Nous voici au concert d’Indochine, vue sur la mer depuis le haut des gradins, devant nous sur la pelouse une mer humaine de danseurs debout, joyeux, heureux, forêt de bras nus s’agitant en l’air au rythme de la grosse caisse, hurlant Moi je veux vivre, Vivre, Vivre,Un peu plus fort, et voilà que brusquement l’homme à mes côtés dodeline, s’affaisse, se met en apnée, à quoi rêve-t-il, déchaînement des percussions et de la basse, décibels occupant la nuit jusqu’aux étoiles, début de l’été, râle en reprenant son air, du moins je le vois, car là je ne l’entends pas.
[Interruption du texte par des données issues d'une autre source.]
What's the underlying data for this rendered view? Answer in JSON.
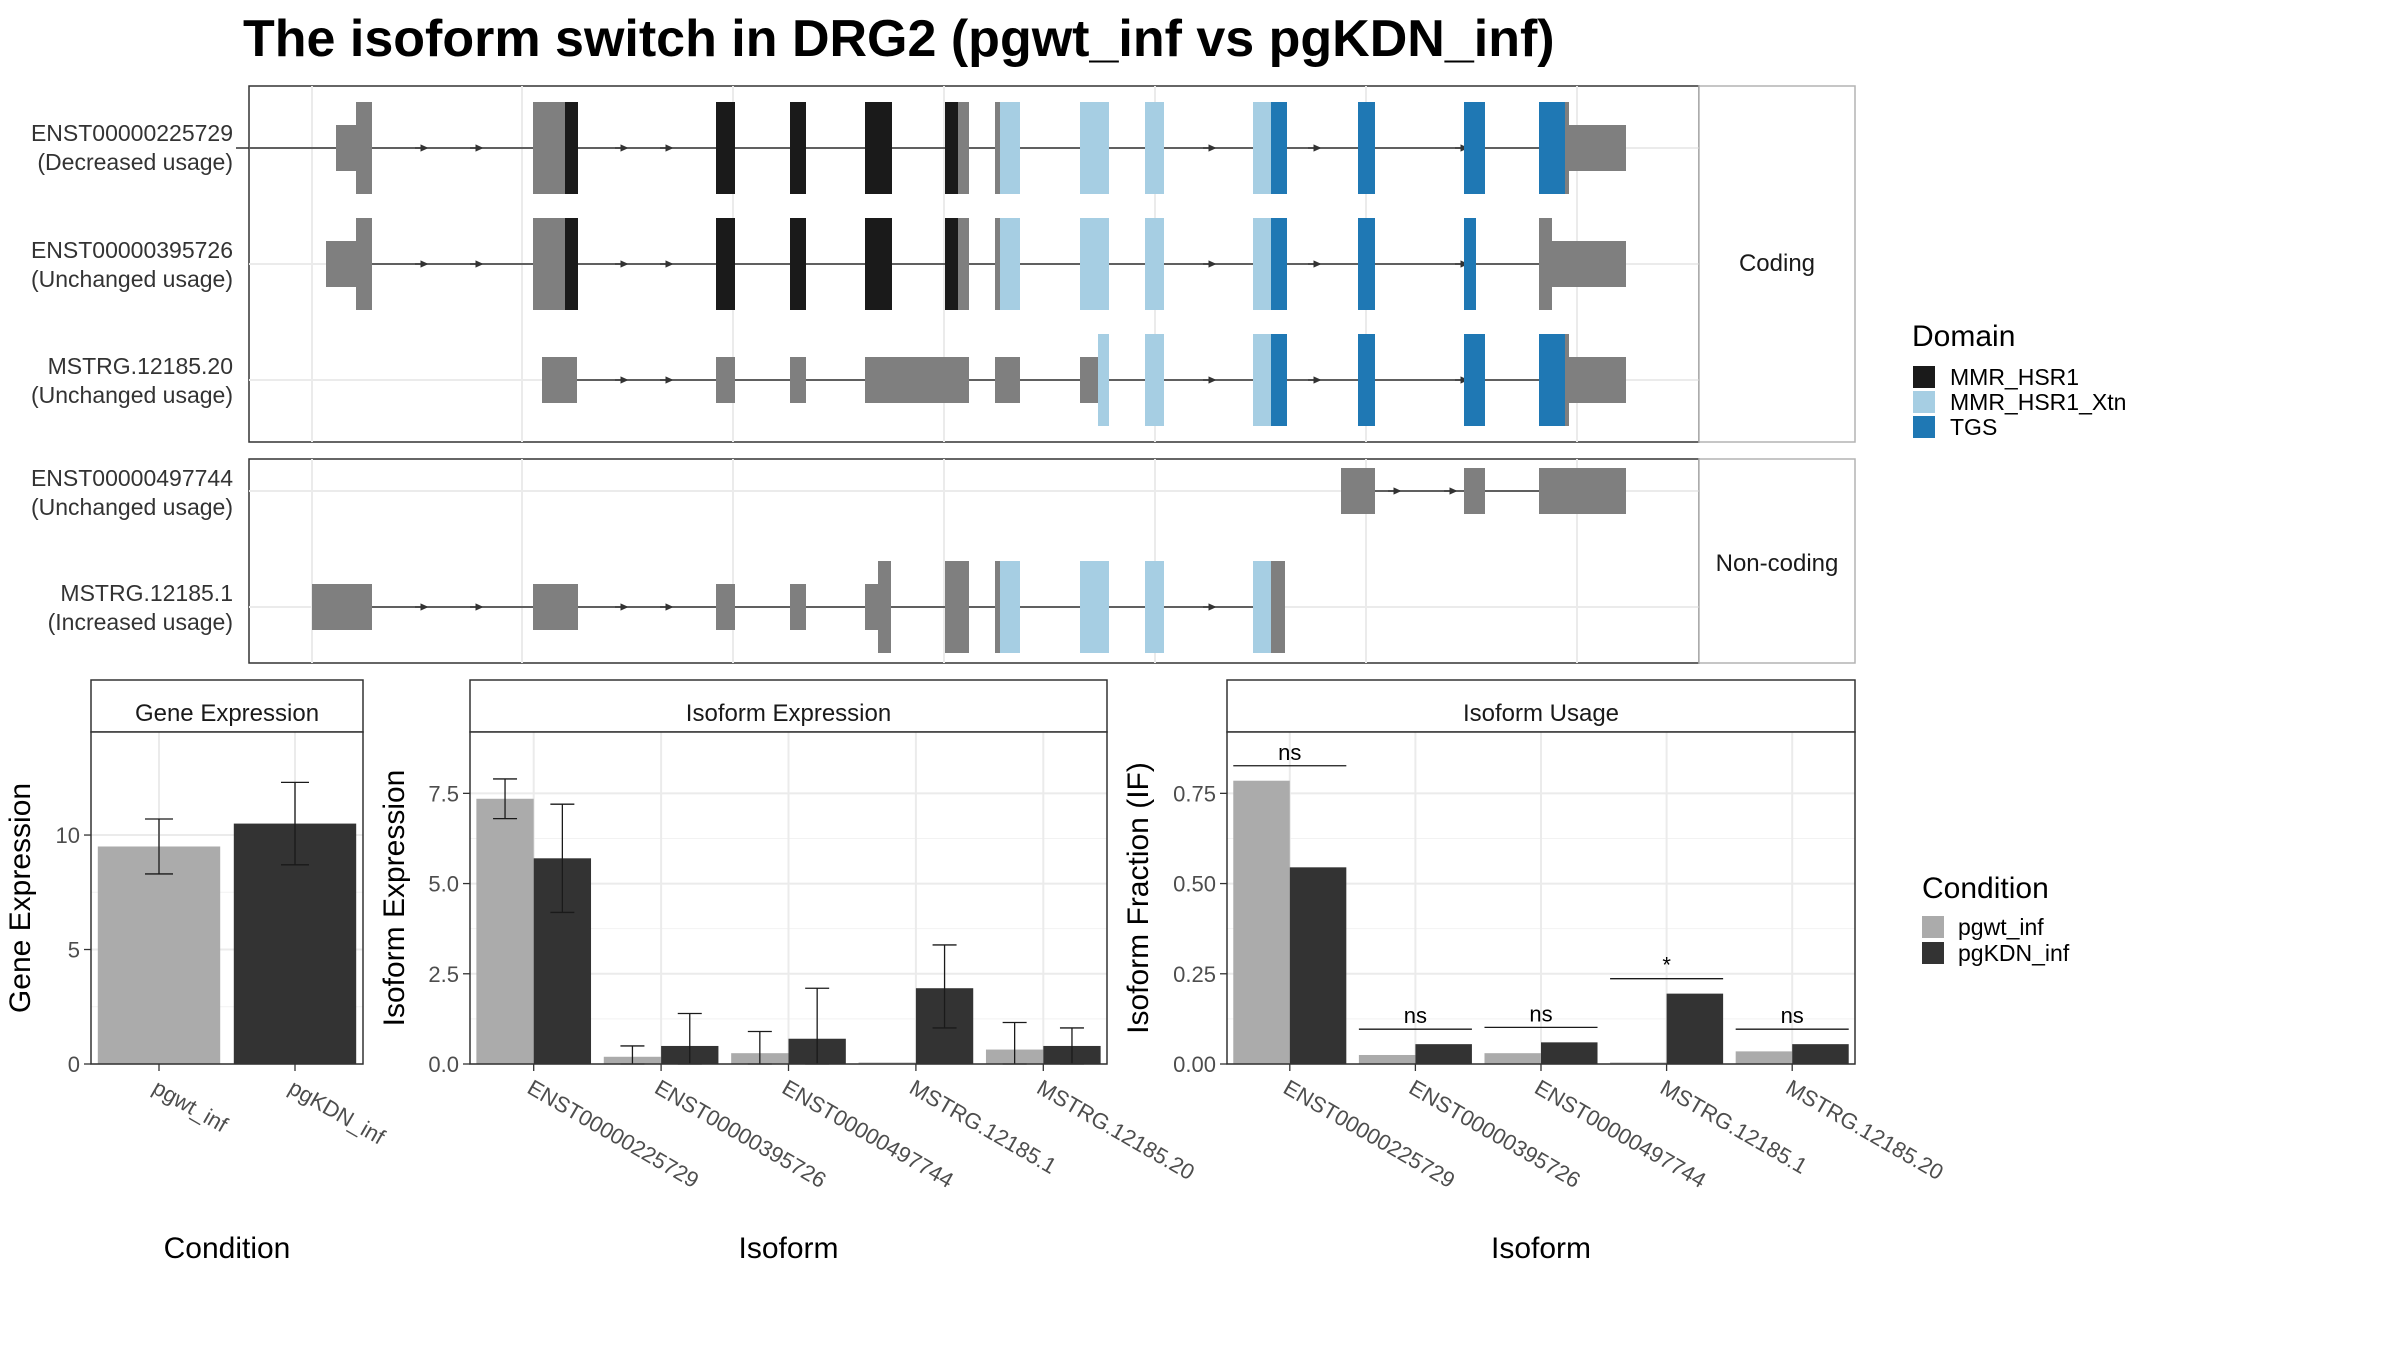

Je voudrais bien descendre danser, mais l’homme qui dort peut brusquement tomber de sa chaise en forme de coque, sans accoudoirs, et j’ai encore ce qu’il faut d’humanité pour renoncer à danser, bien que oui, je chante très fort et plus fort que tous Moi je veux vivre, Vivre, Vivre,Un peu plus fort, et là, il se réveille, regarde la scène embrumée de rouge de bleu et de fumée, me regarde, se redresse, croise ses bras, et lutte, car il sent peut-être le vent tourner.
… merci pour ces images de dormeurs de concert! c’est drôle et remuant…ces endormissements qu’on attend pas.. là et dont on fait quelque chose… la preuve très beau texte!
Incroyable ces dormeurs ! La place qu’ils prennent alors qu’ils s’absentent dans le sommeil. Plein d’humour.
Merci
Merci Françoise pour ce résumé extrêmement bien formulé! Je garde!